3

I am somewhat stuck right now and could use some quick MySQL help.

Say I have a table containing reviews for products, columns product_id, customer, date. Now for each distinct product, I want to get the 3 first reviews. ORDER BY date is straightforward, but I'm stuck on how to get exactly 3 entries for each distinct product_id. Since it's all in the same table, INNER JOIN doesn't really make any sense, neither does GROUP BY. So, any ideas?

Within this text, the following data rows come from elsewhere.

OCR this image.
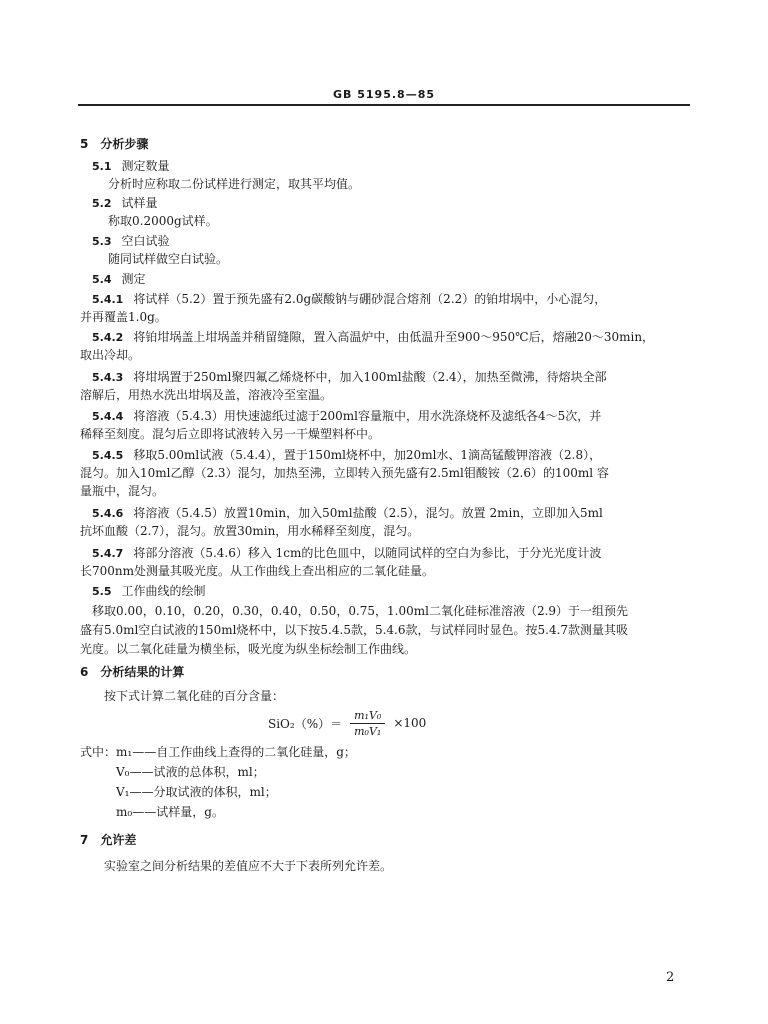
GB 5195.8—85
5　分析步骤
5.1 测定数量
分析时应称取二份试样进行测定，取其平均值。
5.2 试样量
称取0.2000g试样。
5.3 空白试验
随同试样做空白试验。
5.4 测定
5.4.1 将试样（5.2）置于预先盛有2.0g碳酸钠与硼砂混合熔剂（2.2）的铂坩埚中，小心混匀，
并再覆盖1.0g。
5.4.2 将铂坩埚盖上坩埚盖并稍留缝隙，置入高温炉中，由低温升至900～950℃后，熔融20～30min，
取出冷却。
5.4.3 将坩埚置于250ml聚四氟乙烯烧杯中，加入100ml盐酸（2.4），加热至微沸，待熔块全部
溶解后，用热水洗出坩埚及盖，溶液冷至室温。
5.4.4 将溶液（5.4.3）用快速滤纸过滤于200ml容量瓶中，用水洗涤烧杯及滤纸各4～5次，并
稀释至刻度。混匀后立即将试液转入另一干燥塑料杯中。
5.4.5 移取5.00ml试液（5.4.4），置于150ml烧杯中，加20ml水、1滴高锰酸钾溶液（2.8），
混匀。加入10ml乙醇（2.3）混匀，加热至沸，立即转入预先盛有2.5ml钼酸铵（2.6）的100ml 容
量瓶中，混匀。
5.4.6 将溶液（5.4.5）放置10min，加入50ml盐酸（2.5），混匀。放置 2min，立即加入5ml
抗坏血酸（2.7），混匀。放置30min，用水稀释至刻度，混匀。
5.4.7 将部分溶液（5.4.6）移入 1cm的比色皿中，以随同试样的空白为参比，于分光光度计波
长700nm处测量其吸光度。从工作曲线上查出相应的二氧化硅量。
5.5 工作曲线的绘制
移取0.00，0.10，0.20，0.30，0.40，0.50，0.75，1.00ml二氧化硅标准溶液（2.9）于一组预先
盛有5.0ml空白试液的150ml烧杯中，以下按5.4.5款，5.4.6款，与试样同时显色。按5.4.7款测量其吸
光度。以二氧化硅量为横坐标，吸光度为纵坐标绘制工作曲线。
6　分析结果的计算
按下式计算二氧化硅的百分含量：
$SiO_2(\%)= \frac{\text{m₁V₀}}{\text{m₀V₁}} \times 100$
式中： m₁——自工作曲线上查得的二氧化硅量，g；
V₀——试液的总体积，ml；
V₁——分取试液的体积，ml；
m₀——试样量，g。
7　允许差
实验室之间分析结果的差值应不大于下表所列允许差。
2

Edit: I've been successfully using this query on SQLFiddle:

SELECT * FROM (
  SELECT customer, DATE, p_asin, @curTop := 
   CASE WHEN (
     @prevP_asin <> p_asin
   )
   THEN 1 
   ELSE @curTop +1
   END AS Top, @prevP_asin := p_asin
  FROM reviews2 r, (
    SELECT @curTop :=0
  ) A
 ORDER BY r.p_asin, r.date ) B
WHERE top <=3

But for some reason, when I try to apply it to my tables in PhpMyAdmin, the numbering with Top doesn't start by 1 for new products, instead counts all together. How can Fiddle and the actual table behave so differently?

void
  • 41
  • 6

3 Answers3

2

The following will only work if we can assume date values are unique for a given product. If that is not true, then you will need to add a unique value into the where statement after "p1.date < p.date" so each row gets a unique rank.

SQLFiddle here

SELECT * FROM (
    SELECT 
      product_id,
      customer, (
      select count(*) as cnt from products p1 
          where p1.product_id = p.product_id and
                p1.date < p.date
        ) rnk
    FROM  
      products P
    ORDER BY
      P.product_id, P.date
    ) A
  WHERE rnk < 3
tylert
  • 111
  • 4
1

In Oracle, you could use rank() over but that isn't available in MySQL. I used this page for an idea on how to do it: rank over in mysql

Also, here it is in SQLFiddle

SELECT * FROM (
SELECT 
  product_id,
  customer,
  @curRank := case when (@prevProductID <> product_id)
               then  1 else   @curRank + 1 
             end as Rnk,
  @prevProductID := product_id
FROM
   products p, (
     SELECT @curRank := 0
   ) r
ORDER BY
  P.product_id, P.date
) A
  WHERE Rnk <= 3
Community
  • 1
  • 1
tylert
  • 111
  • 4
  • Thanks, that works wonderfully on SQLFiddle - I copied part of my schema there and adjusted your statement; but for some reason (even though it should be the same) when I try to execute it on my database (using PhpMyAdmin) it doesn't start counting from 1 again for each different customer (or product in my table), but just counts through all the entries, leaving me with only 3 rows from the last WHERE. How can it be that MySQL behaves so differently? – void May 02 '13 at 13:18
  • Ah, I misread the problem and made it get the first three rows for each Customer. Let me rewrite it for Product_ID. Also -- I updated the SQLFiddle. Can you post your query -- if it is different than mine, and maybe we can see why it's not working? – tylert May 02 '13 at 14:00
  • Does the schema in your SQLFiddle match the schema exactly on your site? I can't think of why it would return a different result. – tylert May 02 '13 at 14:12
  • Yes, I exported my schema in order to ensure that it's identical. Same schema, same query; that's what I don't really get. – void May 02 '13 at 14:15
  • Unfortunately I don't think I know enough about MySQL to suggest how to debug that. Short of figuring out why that query is not working, I have a different suggestion I'll post. – tylert May 02 '13 at 14:37
1

I know it's been a while since the question was asked, but now that SQL 8.0 has been out for a while, figured i might add that we can use ROW_NUMBER() to partition by the key column (product_id in the OP's question.) + order by another column (date in the OP's question.)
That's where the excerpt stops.